Pendant la période d’étude 86 cas de césariennes ont été colligés dont 43 sous anesthésie générale et 43 sous rachianesthésie. Les deux groupes étaient comparables en ce qui concerne l’âge avec 45,3 % d’âge compris entre 20-29 ans, les antécédents médicaux et chirurgicaux, la parité, la classe ASA l’âge gestationnel dans 87,2 % compris entre 37 et 40 semaines d’aménorrhée (SA), le contexte de la césarienne (urgente ou programmée), le type d’incision avec 88,4 % de type Pfannenstiel et la durée de l’intervention.
A quarante-huit heures postopératoires toutes les parturientes avaient un EVA compris entre 0 et 3. Les moyennes d’intensité de douleur dans les deux groupes étaient identiques soient 25,47 ±15,43 mm à six heures postopératoire, 23,84±12,19 mm à neuf heures postopératoire, 25,17 ±13,71 mm à 12 heures postopératoire, 22,21 ±13,14 mm à 18 heures postopératoire, 11,22 ± 7,47 mm à vingt-quatre heures postopératoire, 5,29 ±7,61 mm à trente-six heures postopératoire et 2,27±4,89 mm à quarante-huit heures postopératoire. Dans un délai postopératoire inférieur ou égal à 3 heures 50 % avaient reçu un traitement antalgique. (Tableau I).

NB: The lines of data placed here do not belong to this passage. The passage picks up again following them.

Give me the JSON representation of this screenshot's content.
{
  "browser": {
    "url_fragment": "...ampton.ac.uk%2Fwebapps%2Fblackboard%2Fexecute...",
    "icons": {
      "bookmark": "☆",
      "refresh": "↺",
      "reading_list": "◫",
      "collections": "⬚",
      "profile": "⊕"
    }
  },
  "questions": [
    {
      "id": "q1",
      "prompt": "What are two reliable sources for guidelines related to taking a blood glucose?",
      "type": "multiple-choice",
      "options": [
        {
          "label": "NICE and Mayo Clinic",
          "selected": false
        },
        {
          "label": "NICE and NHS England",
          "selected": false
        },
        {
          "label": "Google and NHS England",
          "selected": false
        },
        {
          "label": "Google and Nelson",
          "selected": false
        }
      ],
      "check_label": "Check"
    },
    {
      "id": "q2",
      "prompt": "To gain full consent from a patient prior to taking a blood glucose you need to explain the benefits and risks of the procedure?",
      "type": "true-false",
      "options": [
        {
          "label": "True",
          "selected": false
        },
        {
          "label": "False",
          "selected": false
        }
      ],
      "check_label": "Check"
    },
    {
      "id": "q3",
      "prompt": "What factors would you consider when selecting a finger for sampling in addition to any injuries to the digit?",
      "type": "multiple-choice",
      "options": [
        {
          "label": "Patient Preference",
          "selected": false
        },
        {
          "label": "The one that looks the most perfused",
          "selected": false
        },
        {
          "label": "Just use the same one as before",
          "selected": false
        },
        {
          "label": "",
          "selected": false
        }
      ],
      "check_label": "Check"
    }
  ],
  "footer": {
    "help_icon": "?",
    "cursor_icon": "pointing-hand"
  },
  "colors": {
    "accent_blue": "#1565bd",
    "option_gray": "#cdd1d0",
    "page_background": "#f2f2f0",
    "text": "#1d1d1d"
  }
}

Le paracétamol (Perfalgan®) était utilisé seul dans 84,9 %. Dans 58,2 % des cas deux grammes de paractamol étaient seulement utilisés. Dans les cas où une association était nécessaire le Néfopam (acupan®) était utilisé. La dose moyenne de Paracétamol utilisée sur les 48 premières heures a été de 2142,86 ± 623,69 mg et la dose moyenne de Néfopam injectable a été de 34,55 +/- 15,73 mg pour les 86 parturientes. Les parturientes étaient satisfaites dans les deux groupes à 93 % des cas. Aucun évènement indésirable ou accident n’a été notifié.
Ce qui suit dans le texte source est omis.